ラナンキュラスに恋をした(1/3)



もっと社長秘書とかお茶汲み嬢とか受付嬢とか華やかな子を使って欲しい。真っ黒な制服でお葬式みたいだって嫌味言われたこんな血生臭いタークスのわたしなんかじゃなくって、華やかな。









大体何しにここに来たのかって、わたしはセクハラされに来たのではない。いつもいつもいつも思うけれど豊満なバストだって触りたくなるようなお尻だって眩しい美脚だって備えてる訳じゃないし。どちらかと言うと日頃の任務のおかげで普通よりは少し筋肉質な体つきになってしまっているのだし。

「社長っ早く書類を」
「今仕上げただろう?少し休ませろ」

自身の大腿にある重みに慌てて怒鳴ったのだが呆気なく拒否された。今仕上がったのはまた別の書類だ。次頼みたいのだって今日中に見てサインしてもらわないと困る。けれどそのサインが出来る唯一の人物である彼は午前中長引いた会議に疲れたのかやや駄々を捏ねていて叶わない。

「それは違う書類で、次のも今日中に」
「今日中なら大丈夫だ」

ああ言えばこう言う。正にそんな感じの我が社の有能な彼、泣く子も黙るルーファウス神羅。名前の通りここの社長だ。
そんな社長が何故わたしの大腿に頭を乗っけて寝ているのだろう。わたしが聞きたいぐらいだ。と言うか教えてほしい。

「社長、あの、本当に……」

なんでわたし呼んだんですか?
今日いつものようにタークスオフィスに出勤していつものように提出書類に手をつけようとした時だった。ツォンさんに『午後は社長室に行ってくれ』と言われたのは。まるで死刑宣告のように思えたそれは今回だけではない。

「社長命令だセレネ、暫く動くな」

何が社長命令だ立派な職権乱用ではないか。動くなってことはこのままセクハラ紛いに大腿を貸したままでいろと言うことだ。実に不満だ。

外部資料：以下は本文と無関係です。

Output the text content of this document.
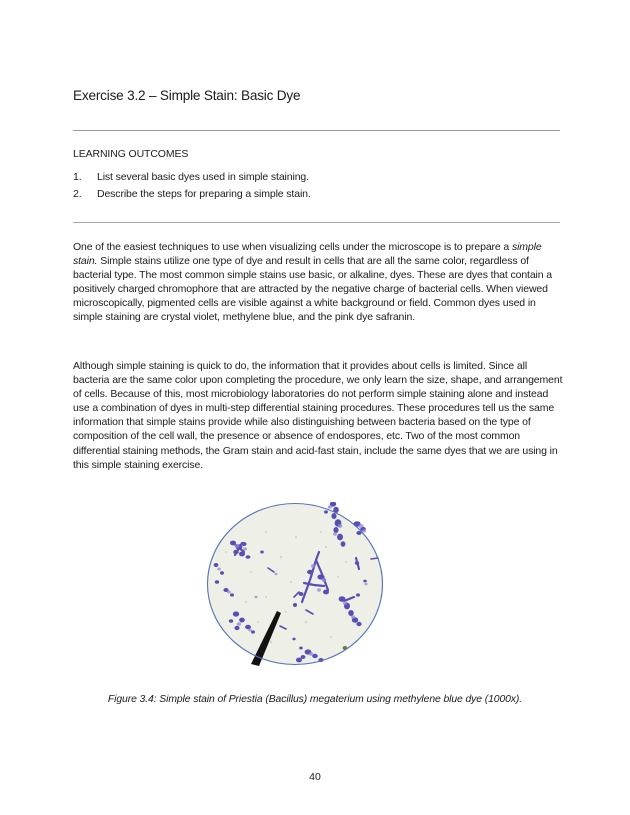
Exercise 3.2 – Simple Stain: Basic Dye
LEARNING OUTCOMES
1.	List several basic dyes used in simple staining.
2.	Describe the steps for preparing a simple stain.

One of the easiest techniques to use when visualizing cells under the microscope is to prepare a simple stain. Simple stains utilize one type of dye and result in cells that are all the same color, regardless of bacterial type. The most common simple stains use basic, or alkaline, dyes. These are dyes that contain a positively charged chromophore that are attracted by the negative charge of bacterial cells. When viewed microscopically, pigmented cells are visible against a white background or field. Common dyes used in simple staining are crystal violet, methylene blue, and the pink dye safranin.

Although simple staining is quick to do, the information that it provides about cells is limited. Since all bacteria are the same color upon completing the procedure, we only learn the size, shape, and arrangement of cells. Because of this, most microbiology laboratories do not perform simple staining alone and instead use a combination of dyes in multi-step differential staining procedures. These procedures tell us the same information that simple stains provide while also distinguishing between bacteria based on the type of composition of the cell wall, the presence or absence of endospores, etc. Two of the most common differential staining methods, the Gram stain and acid-fast stain, include the same dyes that we are using in this simple staining exercise.

Figure 3.4: Simple stain of Priestia (Bacillus) megaterium using methylene blue dye (1000x).
40
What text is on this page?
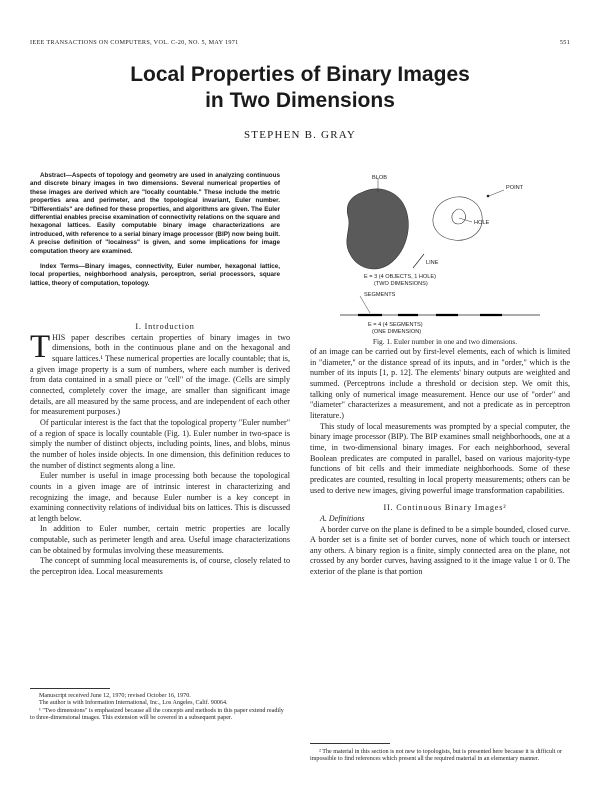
IEEE TRANSACTIONS ON COMPUTERS, VOL. C-20, NO. 5, MAY 1971	551
Local Properties of Binary Images
in Two Dimensions
STEPHEN B. GRAY

Abstract—Aspects of topology and geometry are used in analyzing continuous and discrete binary images in two dimensions. Several numerical properties of these images are derived which are "locally countable." These include the metric properties area and perimeter, and the topological invariant, Euler number. "Differentials" are defined for these properties, and algorithms are given. The Euler differential enables precise examination of connectivity relations on the square and hexagonal lattices. Easily computable binary image characterizations are introduced, with reference to a serial binary image processor (BIP) now being built. A precise definition of "localness" is given, and some implications for image computation theory are examined.

Index Terms—Binary images, connectivity, Euler number, hexagonal lattice, local properties, neighborhood analysis, perceptron, serial processors, square lattice, theory of computation, topology.

I. Introduction

THIS paper describes certain properties of binary images in two dimensions, both in the continuous plane and on the hexagonal and square lattices.¹ These numerical properties are locally countable; that is, a given image property is a sum of numbers, where each number is derived from data contained in a small piece or "cell" of the image. (Cells are simply connected, completely cover the image, are smaller than significant image details, are all measured by the same process, and are independent of each other for measurement purposes.)

Of particular interest is the fact that the topological property "Euler number" of a region of space is locally countable (Fig. 1). Euler number in two-space is simply the number of distinct objects, including points, lines, and blobs, minus the number of holes inside objects. In one dimension, this definition reduces to the number of distinct segments along a line.

Euler number is useful in image processing both because the topological counts in a given image are of intrinsic interest in characterizing and recognizing the image, and because Euler number is a key concept in examining connectivity relations of individual bits on lattices. This is discussed at length below.

In addition to Euler number, certain metric properties are locally computable, such as perimeter length and area. Useful image characterizations can be obtained by formulas involving these measurements.

The concept of summing local measurements is, of course, closely related to the perceptron idea. Local measurements

Manuscript received June 12, 1970; revised October 16, 1970.

The author is with Information International, Inc., Los Angeles, Calif. 90064.

¹ "Two dimensions" is emphasized because all the concepts and methods in this paper extend readily to three-dimensional images. This extension will be covered in a subsequent paper.

BLOB
POINT
HOLE
LINE
E = 3 (4 OBJECTS, 1 HOLE)
(TWO DIMENSIONS)
SEGMENTS
E = 4 (4 SEGMENTS)
(ONE DIMENSION)
Fig. 1. Euler number in one and two dimensions.

of an image can be carried out by first-level elements, each of which is limited in "diameter," or the distance spread of its inputs, and in "order," which is the number of its inputs [1, p. 12]. The elements' binary outputs are weighted and summed. (Perceptrons include a threshold or decision step. We omit this, talking only of numerical image measurement. Hence our use of "order" and "diameter" characterizes a measurement, and not a predicate as in perceptron literature.)

This study of local measurements was prompted by a special computer, the binary image processor (BIP). The BIP examines small neighborhoods, one at a time, in two-dimensional binary images. For each neighborhood, several Boolean predicates are computed in parallel, based on various majority-type functions of bit cells and their immediate neighborhoods. Some of these predicates are counted, resulting in local property measurements; others can be used to derive new images, giving powerful image transformation capabilities.

II. Continuous Binary Images²

A. Definitions

A border curve on the plane is defined to be a simple bounded, closed curve. A border set is a finite set of border curves, none of which touch or intersect any others. A binary region is a finite, simply connected area on the plane, not crossed by any border curves, having assigned to it the image value 1 or 0. The exterior of the plane is that portion

² The material in this section is not new to topologists, but is presented here because it is difficult or impossible to find references which present all the required material in an elementary manner.
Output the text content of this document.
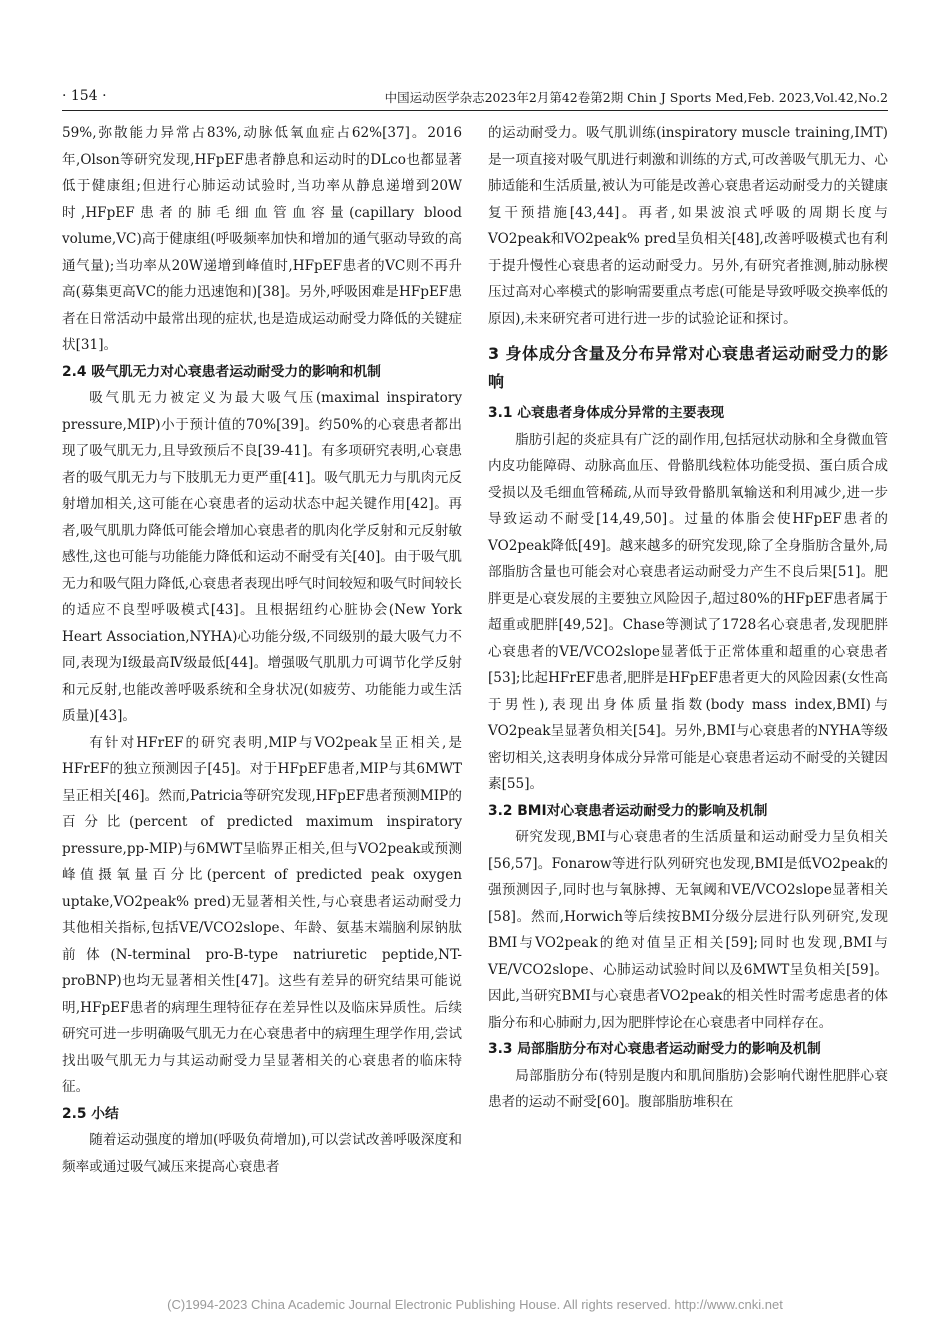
· 154 ·	中国运动医学杂志2023年2月第42卷第2期 Chin J Sports Med,Feb. 2023,Vol.42,No.2

59%,弥散能力异常占83%,动脉低氧血症占62%[37]。2016年,Olson等研究发现,HFpEF患者静息和运动时的DLco也都显著低于健康组;但进行心肺运动试验时,当功率从静息递增到20W时,HFpEF患者的肺毛细血管血容量(capillary blood volume,VC)高于健康组(呼吸频率加快和增加的通气驱动导致的高通气量);当功率从20W递增到峰值时,HFpEF患者的VC则不再升高(募集更高VC的能力迅速饱和)[38]。另外,呼吸困难是HFpEF患者在日常活动中最常出现的症状,也是造成运动耐受力降低的关键症状[31]。

2.4 吸气肌无力对心衰患者运动耐受力的影响和机制

吸气肌无力被定义为最大吸气压(maximal inspiratory pressure,MIP)小于预计值的70%[39]。约50%的心衰患者都出现了吸气肌无力,且导致预后不良[39-41]。有多项研究表明,心衰患者的吸气肌无力与下肢肌无力更严重[41]。吸气肌无力与肌肉元反射增加相关,这可能在心衰患者的运动状态中起关键作用[42]。再者,吸气肌肌力降低可能会增加心衰患者的肌肉化学反射和元反射敏感性,这也可能与功能能力降低和运动不耐受有关[40]。由于吸气肌无力和吸气阻力降低,心衰患者表现出呼气时间较短和吸气时间较长的适应不良型呼吸模式[43]。且根据纽约心脏协会(New York Heart Association,NYHA)心功能分级,不同级别的最大吸气力不同,表现为Ⅰ级最高Ⅳ级最低[44]。增强吸气肌肌力可调节化学反射和元反射,也能改善呼吸系统和全身状况(如疲劳、功能能力或生活质量)[43]。

有针对HFrEF的研究表明,MIP与VO2peak呈正相关,是HFrEF的独立预测因子[45]。对于HFpEF患者,MIP与其6MWT呈正相关[46]。然而,Patricia等研究发现,HFpEF患者预测MIP的百分比(percent of predicted maximum inspiratory pressure,pp-MIP)与6MWT呈临界正相关,但与VO2peak或预测峰值摄氧量百分比(percent of predicted peak oxygen uptake,VO2peak% pred)无显著相关性,与心衰患者运动耐受力其他相关指标,包括VE/VCO2slope、年龄、氨基末端脑利尿钠肽前体(N-terminal pro-B-type natriuretic peptide,NT-proBNP)也均无显著相关性[47]。这些有差异的研究结果可能说明,HFpEF患者的病理生理特征存在差异性以及临床异质性。后续研究可进一步明确吸气肌无力在心衰患者中的病理生理学作用,尝试找出吸气肌无力与其运动耐受力呈显著相关的心衰患者的临床特征。

2.5 小结

随着运动强度的增加(呼吸负荷增加),可以尝试改善呼吸深度和频率或通过吸气减压来提高心衰患者

的运动耐受力。吸气肌训练(inspiratory muscle training,IMT)是一项直接对吸气肌进行刺激和训练的方式,可改善吸气肌无力、心肺适能和生活质量,被认为可能是改善心衰患者运动耐受力的关键康复干预措施[43,44]。再者,如果波浪式呼吸的周期长度与VO2peak和VO2peak% pred呈负相关[48],改善呼吸模式也有利于提升慢性心衰患者的运动耐受力。另外,有研究者推测,肺动脉楔压过高对心率模式的影响需要重点考虑(可能是导致呼吸交换率低的原因),未来研究者可进行进一步的试验论证和探讨。

3 身体成分含量及分布异常对心衰患者运动耐受力的影响
3.1 心衰患者身体成分异常的主要表现

脂肪引起的炎症具有广泛的副作用,包括冠状动脉和全身微血管内皮功能障碍、动脉高血压、骨骼肌线粒体功能受损、蛋白质合成受损以及毛细血管稀疏,从而导致骨骼肌氧输送和利用减少,进一步导致运动不耐受[14,49,50]。过量的体脂会使HFpEF患者的VO2peak降低[49]。越来越多的研究发现,除了全身脂肪含量外,局部脂肪含量也可能会对心衰患者运动耐受力产生不良后果[51]。肥胖更是心衰发展的主要独立风险因子,超过80%的HFpEF患者属于超重或肥胖[49,52]。Chase等测试了1728名心衰患者,发现肥胖心衰患者的VE/VCO2slope显著低于正常体重和超重的心衰患者[53];比起HFrEF患者,肥胖是HFpEF患者更大的风险因素(女性高于男性),表现出身体质量指数(body mass index,BMI)与VO2peak呈显著负相关[54]。另外,BMI与心衰患者的NYHA等级密切相关,这表明身体成分异常可能是心衰患者运动不耐受的关键因素[55]。

3.2 BMI对心衰患者运动耐受力的影响及机制

研究发现,BMI与心衰患者的生活质量和运动耐受力呈负相关[56,57]。Fonarow等进行队列研究也发现,BMI是低VO2peak的强预测因子,同时也与氧脉搏、无氧阈和VE/VCO2slope显著相关[58]。然而,Horwich等后续按BMI分级分层进行队列研究,发现BMI与VO2peak的绝对值呈正相关[59];同时也发现,BMI与VE/VCO2slope、心肺运动试验时间以及6MWT呈负相关[59]。因此,当研究BMI与心衰患者VO2peak的相关性时需考虑患者的体脂分布和心肺耐力,因为肥胖悖论在心衰患者中同样存在。

3.3 局部脂肪分布对心衰患者运动耐受力的影响及机制

局部脂肪分布(特别是腹内和肌间脂肪)会影响代谢性肥胖心衰患者的运动不耐受[60]。腹部脂肪堆积在

(C)1994-2023 China Academic Journal Electronic Publishing House. All rights reserved. http://www.cnki.net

「社長、セクハラならわたしじゃなく秘書の方や受付嬢にしてください」

思い切って言ってみる。
秘書や受付嬢が聞いていたら血相変えて金切り声で怒られそうだ。それくらいヒンシュク買う言葉だったに違いない。けれどこの男は一つも顔色なぞ変えずに言ってのける。

「人聞きが悪いなセレネ。タークスと社長のコミュニケーションだ」
「そんなコミュニケーション要りません!第一、どんなコミュニケーションですか!」

クスクスと笑ながら社長が起き上がる。
あ、これは完全にからかわれたんだな。つい反応して返してしまった自分を呪いたい。座っていた革張りの高級なソファーから立ち上がって社長の傍を離れようとする。危険な感じがする。タークスで養った勘だ。

「何故逃げる?セレネ」
「いえ、逃げてるわけでは」

目が座っている。
しかしいちいちわたしの名前を呼び捨てに呼ぶのはやめてほしい。その無駄に色気のある声で呼ばれる度にわたしのちっぽけな構造の心臓がいちいちドキリと高鳴るのだ。本当に訳がわからない、我が心臓よ。

「秘書に受付嬢か、反吐が出るな」

今この人とんでもないこと言いました。
全国の秘書さんや受付嬢さんを敵に回しましたよ社長。怖くて声に出して言えないけれど。じわりじわりと社長がこちらに歩いてくる。咄嗟に後ずさるわたし。